Education: Dr. Tastsoglou has been educated in Greece (Law Degree; 1981, School of Law, Division of Law, National and Kapodistrian University of Athens); the United States (MA-Ph.D, Combined Degree, Department of Sociology, Boston University, 1990); and Canada (LLM, Law School, Dalhousie University, 2017)
Research and Publications: With sociological and legal training Dr. Tastsoglou has many years of expertise in working with gender and immigrant women in Canada and internationally. As founder and leader of the Gender Domain of the Atlantic Metropolis Centre of Excellence (2003-2013) she led multiple projects on various aspects of migration with a gender-based and intersectional analysis in Atlantic Canada. Her research, published in national and international peer-reviewed venues, engages women, gender, and various aspects of international migration; Canadian immigration and integration; violence, citizenship, transnationalism and diasporas. Among her co-authored and (co)edited volumes are: Women, Migration and Citizenship. Making Local, National and Transnational Connections (Ashgate, 2006); Women, Gender and Diasporic Lives. Labor, Community and Identity in Greek Migrations (Lexington Books, 2009); Contours of Citizenship: Women, Diversity and the Practice of Citizenship (Ashgate, 2010); Immigrant Women in Atlantic Canada. Challenges, Negotiations, Re-constructions (Canadian Scholars’ Press / Women’s Press, 2011); The Warmth of the Welcome: Is Atlantic Canada a Home away from Home for Immigrants? (Cape Breton University Press, 2015); Interrogating Gender, Violence, and the State in National and Transnational Contexts, in Current Sociology Monograph Series (Vol. 64:4, July 2016); The Contributions and Constraints of Contemporary Immigration and Citizenship. Commemorating Canada’s 150 Years. Special Issue of Canadian Ethnic Studies.
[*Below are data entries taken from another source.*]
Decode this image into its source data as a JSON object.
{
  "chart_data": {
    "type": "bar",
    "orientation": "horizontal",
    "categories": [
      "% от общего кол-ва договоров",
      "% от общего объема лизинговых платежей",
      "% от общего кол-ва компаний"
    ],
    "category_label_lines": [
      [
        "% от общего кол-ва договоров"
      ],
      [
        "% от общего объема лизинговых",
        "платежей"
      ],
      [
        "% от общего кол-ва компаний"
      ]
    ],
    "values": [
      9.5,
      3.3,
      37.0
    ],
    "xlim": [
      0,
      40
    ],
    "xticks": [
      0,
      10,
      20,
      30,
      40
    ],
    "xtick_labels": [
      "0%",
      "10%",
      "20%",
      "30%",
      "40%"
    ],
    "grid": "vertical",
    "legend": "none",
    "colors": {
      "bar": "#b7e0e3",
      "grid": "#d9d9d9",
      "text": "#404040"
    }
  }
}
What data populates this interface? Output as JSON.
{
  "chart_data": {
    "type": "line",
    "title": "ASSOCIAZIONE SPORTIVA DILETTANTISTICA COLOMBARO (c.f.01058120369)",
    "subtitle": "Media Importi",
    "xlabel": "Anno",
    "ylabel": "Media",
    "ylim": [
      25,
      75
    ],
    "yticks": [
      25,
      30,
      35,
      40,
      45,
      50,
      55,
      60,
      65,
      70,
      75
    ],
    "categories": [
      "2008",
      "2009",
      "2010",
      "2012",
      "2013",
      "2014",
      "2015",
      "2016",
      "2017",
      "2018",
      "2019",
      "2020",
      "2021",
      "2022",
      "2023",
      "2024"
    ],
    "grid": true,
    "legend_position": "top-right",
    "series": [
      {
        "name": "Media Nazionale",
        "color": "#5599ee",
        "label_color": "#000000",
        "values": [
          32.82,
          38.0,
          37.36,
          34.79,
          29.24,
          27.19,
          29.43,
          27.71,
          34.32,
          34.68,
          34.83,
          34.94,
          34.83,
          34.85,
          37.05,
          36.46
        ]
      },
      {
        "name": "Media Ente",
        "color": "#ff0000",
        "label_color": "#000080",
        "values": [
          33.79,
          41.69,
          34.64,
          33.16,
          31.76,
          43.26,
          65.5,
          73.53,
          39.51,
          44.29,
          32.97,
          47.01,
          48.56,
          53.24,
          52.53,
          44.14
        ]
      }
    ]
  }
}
Vol. 49.3.2017; Transnational, Feminist and Intersectional Perspectives on Immigrants and Refugees in Canada, a Special Issue of Canadian Ethnic Studies (51(3): 1-182, 2019). Latest publications include: Gender-Based Violence in Migration: Interdisciplinary, Feminist and Intersectional Approaches (with J. Freedman and N. Sahraoui; Palgrave-Macmillan, 2022) and Gender, Violence and Forced Migration, in Frontiers in Human Dynamics – Refugees and Conflict (2021, Open Access).
She is currently the PI of the Canadian team of researchers in the multi-year CIHR-funded project “Violence against Women Migrants and Refugees: Analyzing Causes and Effective Policy Response”, part of an international project funded by the Gender-Net Plus Cofund and co-PI of an interdisciplinary NFRF-E two-year project on “Visual Analytics for Text-Intensive Social Science Research on Immigration.”
Teaching: Dr. Tastsoglou has been teaching in recent years: Gender and International Migration; Women, Gender and Development; Classical Sociological Theory; Immigration Law and Policy Practicum; Contemporary Sociological Theory; Sociological Theory; Forced Migration and Refugees; Gender, Violence and Migration.